The bottom line is your agent takes raw investment data and converts it into clear, measurable risk scores and an immediate action plan.

1. First, you provide your raw investment data (weights, sectors, geographies) to validate it using the MCP's built-in checks.
2. Next, the system calculates concentration metrics across asset, sector, and geography dimensions, returning specific HHI values for each area of concern.
3. Finally, the MCP uses those high-risk readings to generate a tailored recommendation, telling you where to shift capital to reduce overall risk.

## Frequently Asked Questions

**How does the Portfolio Concentration Calculator MCP work with raw data?**
It first uses `validate_portfolio_data` to check weights and sector assignments, ensuring all inputs are mathematically clean before calculating any risk metrics.

**What is HHI, and what does the Portfolio Concentration Calculator MCP tell me about it?**
HHI (Herfindahl-Hirschman Index) measures market concentration. A higher score means a smaller number of assets or sectors make up a larger percentage of your total portfolio weight.

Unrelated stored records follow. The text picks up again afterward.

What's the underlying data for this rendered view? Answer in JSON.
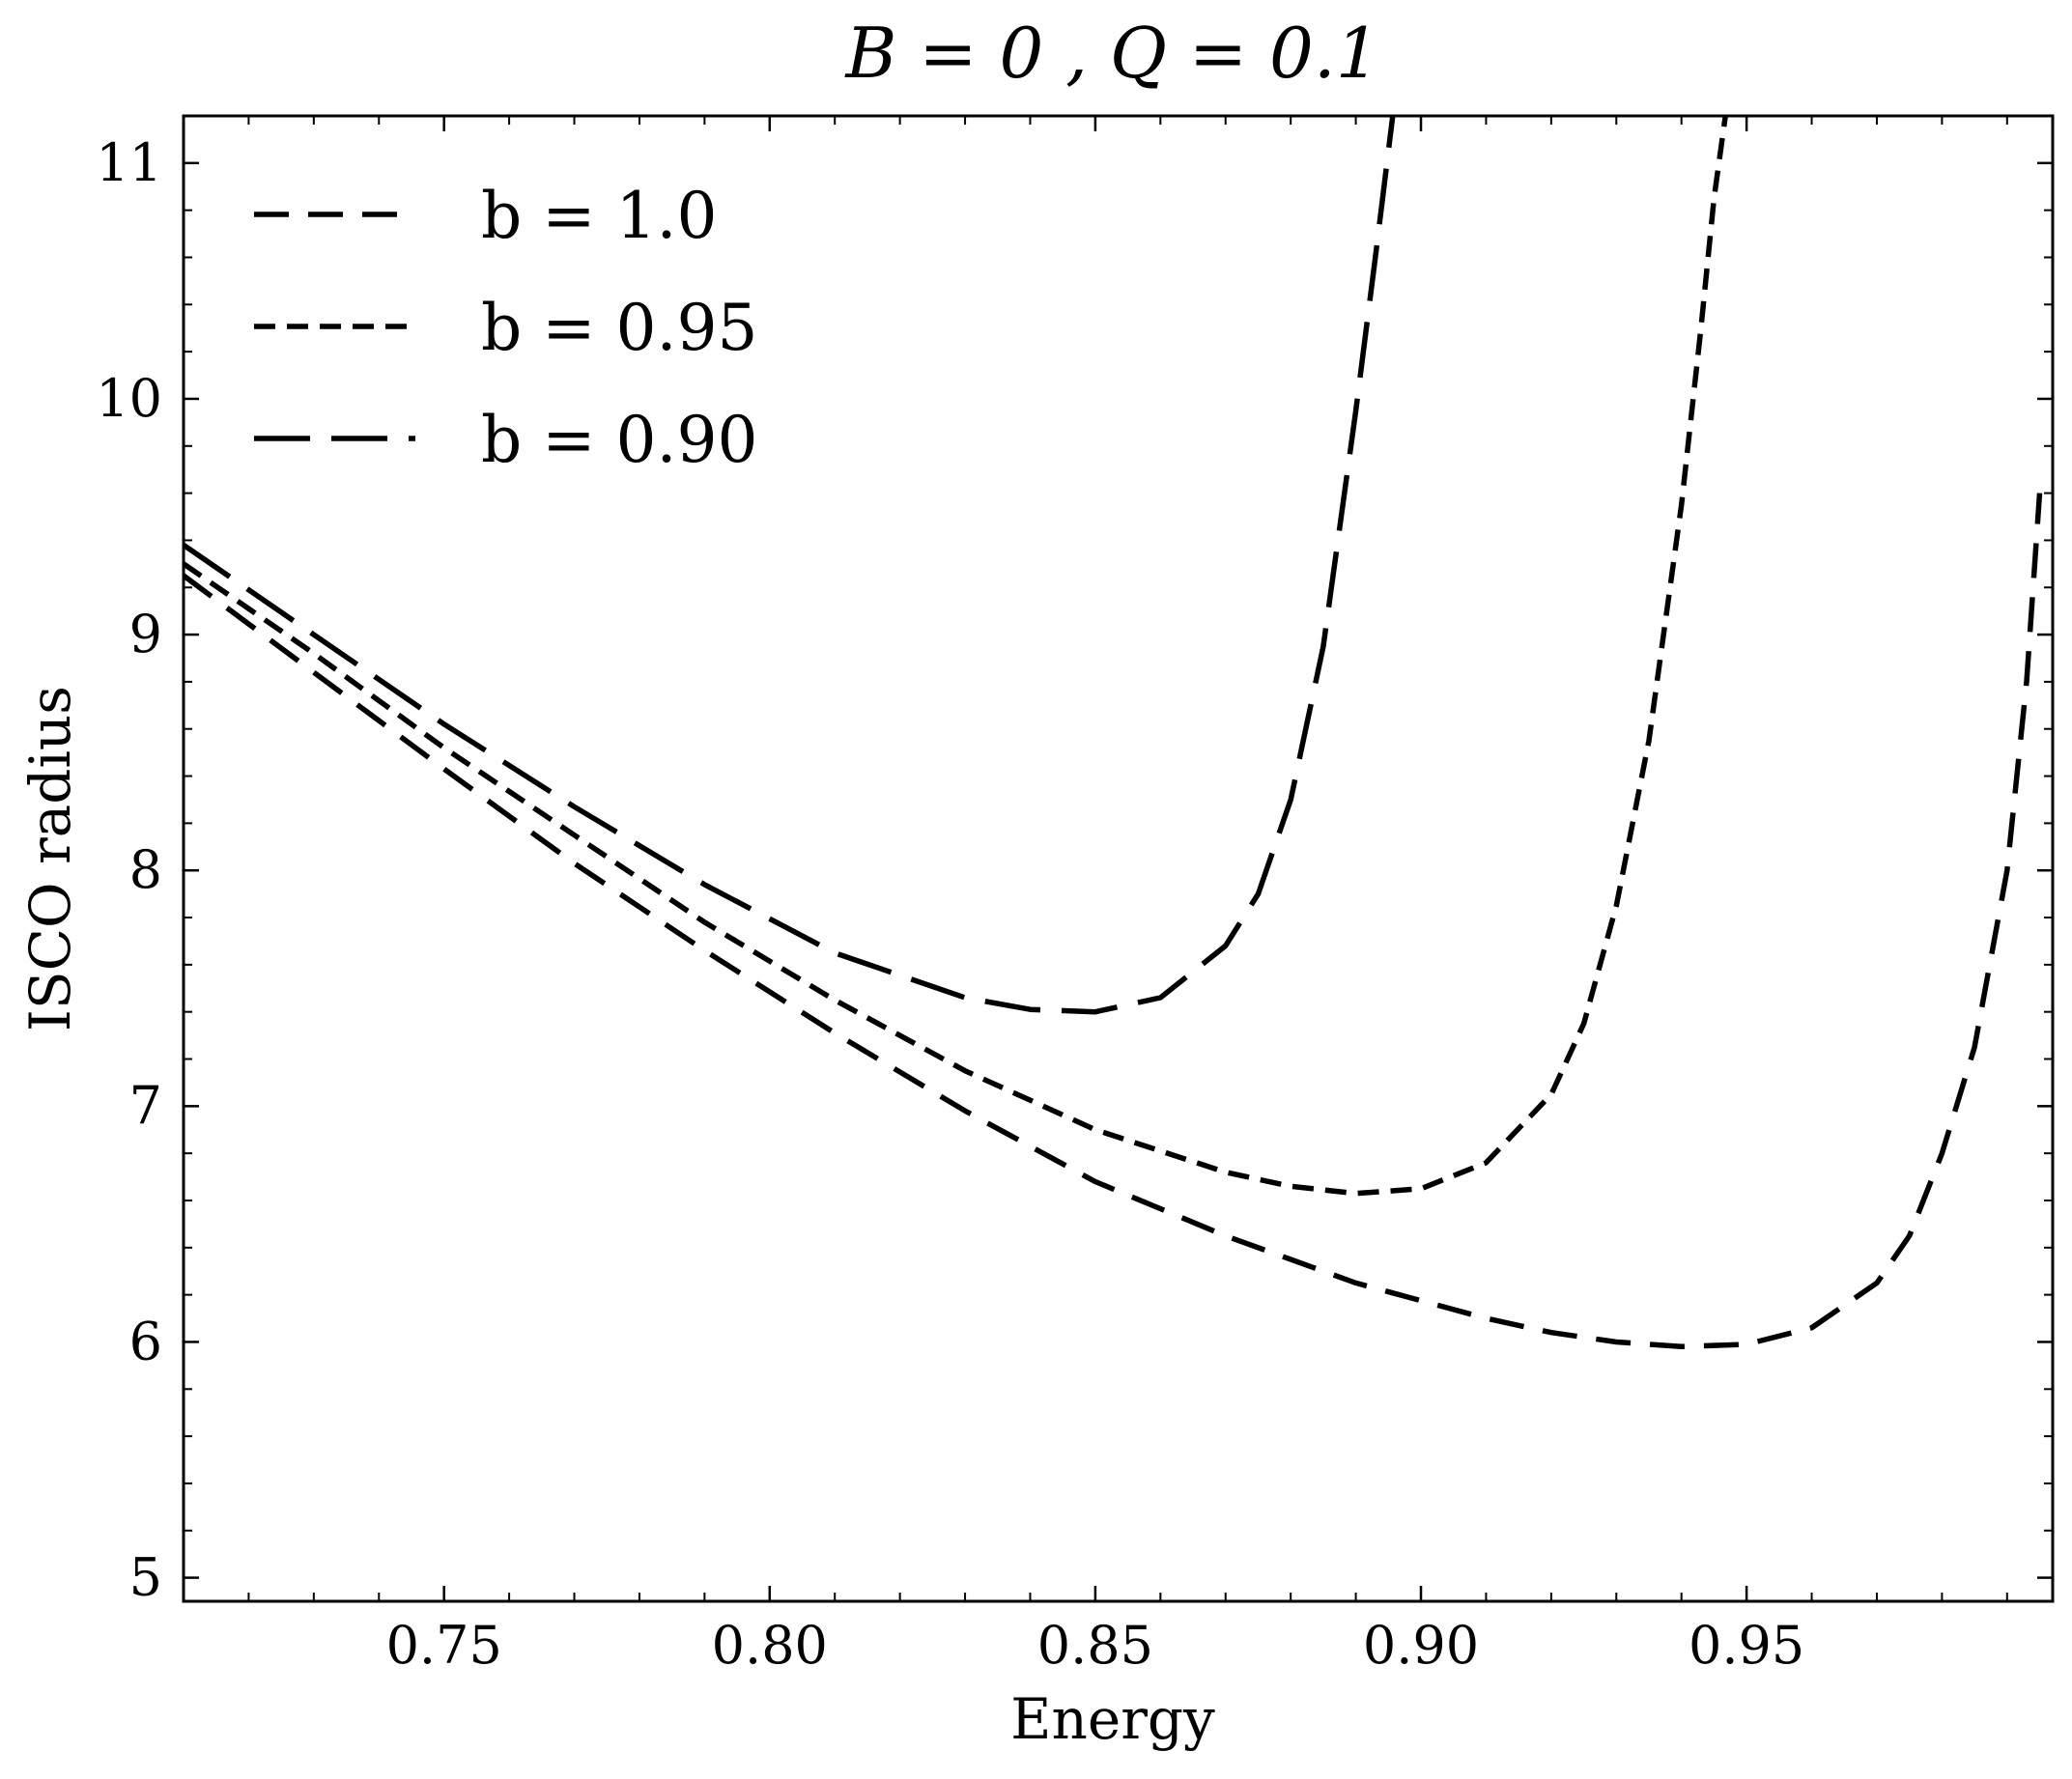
{
  "chart_data": {
    "type": "line",
    "title": "B = 0 ,  Q = 0.1",
    "xlabel": "Energy",
    "ylabel": "ISCO radius",
    "xlim": [
      0.71,
      0.997
    ],
    "ylim": [
      4.9,
      11.2
    ],
    "xticks": [
      0.75,
      0.8,
      0.85,
      0.9,
      0.95
    ],
    "xtick_labels": [
      "0.75",
      "0.80",
      "0.85",
      "0.90",
      "0.95"
    ],
    "yticks": [
      5,
      6,
      7,
      8,
      9,
      10,
      11
    ],
    "ytick_labels": [
      "5",
      "6",
      "7",
      "8",
      "9",
      "10",
      "11"
    ],
    "legend_position": "top-left",
    "grid": false,
    "series": [
      {
        "name": "b = 1.0",
        "dash": "medium",
        "x": [
          0.71,
          0.73,
          0.75,
          0.77,
          0.79,
          0.81,
          0.83,
          0.85,
          0.87,
          0.89,
          0.91,
          0.92,
          0.93,
          0.94,
          0.95,
          0.96,
          0.97,
          0.975,
          0.98,
          0.985,
          0.99,
          0.993,
          0.995
        ],
        "y": [
          9.25,
          8.84,
          8.43,
          8.03,
          7.66,
          7.31,
          6.98,
          6.68,
          6.45,
          6.25,
          6.1,
          6.04,
          6.0,
          5.98,
          5.99,
          6.06,
          6.25,
          6.45,
          6.8,
          7.25,
          8.0,
          8.8,
          9.6
        ]
      },
      {
        "name": "b = 0.95",
        "dash": "short",
        "x": [
          0.71,
          0.73,
          0.75,
          0.77,
          0.79,
          0.81,
          0.83,
          0.85,
          0.87,
          0.88,
          0.89,
          0.9,
          0.91,
          0.92,
          0.925,
          0.93,
          0.935,
          0.94,
          0.943,
          0.945,
          0.947
        ],
        "y": [
          9.3,
          8.92,
          8.52,
          8.15,
          7.78,
          7.45,
          7.15,
          6.9,
          6.72,
          6.66,
          6.63,
          6.65,
          6.76,
          7.05,
          7.35,
          7.85,
          8.55,
          9.55,
          10.3,
          10.85,
          11.25
        ]
      },
      {
        "name": "b = 0.90",
        "dash": "long",
        "x": [
          0.71,
          0.73,
          0.75,
          0.77,
          0.79,
          0.81,
          0.83,
          0.84,
          0.85,
          0.86,
          0.87,
          0.875,
          0.88,
          0.885,
          0.89,
          0.893,
          0.895,
          0.897
        ],
        "y": [
          9.38,
          9.0,
          8.62,
          8.27,
          7.94,
          7.65,
          7.46,
          7.41,
          7.4,
          7.46,
          7.68,
          7.9,
          8.3,
          8.95,
          9.95,
          10.6,
          11.05,
          11.5
        ]
      }
    ]
  }
}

**Can I use the Portfolio Concentration Calculator MCP if my data is incomplete?**
No. The tool requires complete, valid data for all dimensions (asset, sector, geography). Always check inputs using `validate_portfolio_data` first.

**Does the Portfolio Concentration Calculator MCP just tell me I'm risky?**
Not at all. After calculating metrics with `calculate_concentration_metrics`, you run `get_diversification_recommendation`. This provides specific, actionable advice on where to reallocate capital.

**Is the Portfolio Concentration Calculator MCP better than standard risk reports?**
Yes. Standard reports often give a single overall score. This MCP breaks down that risk into three separate dimensions (asset, sector, and geography), allowing you to target precise areas of weakness.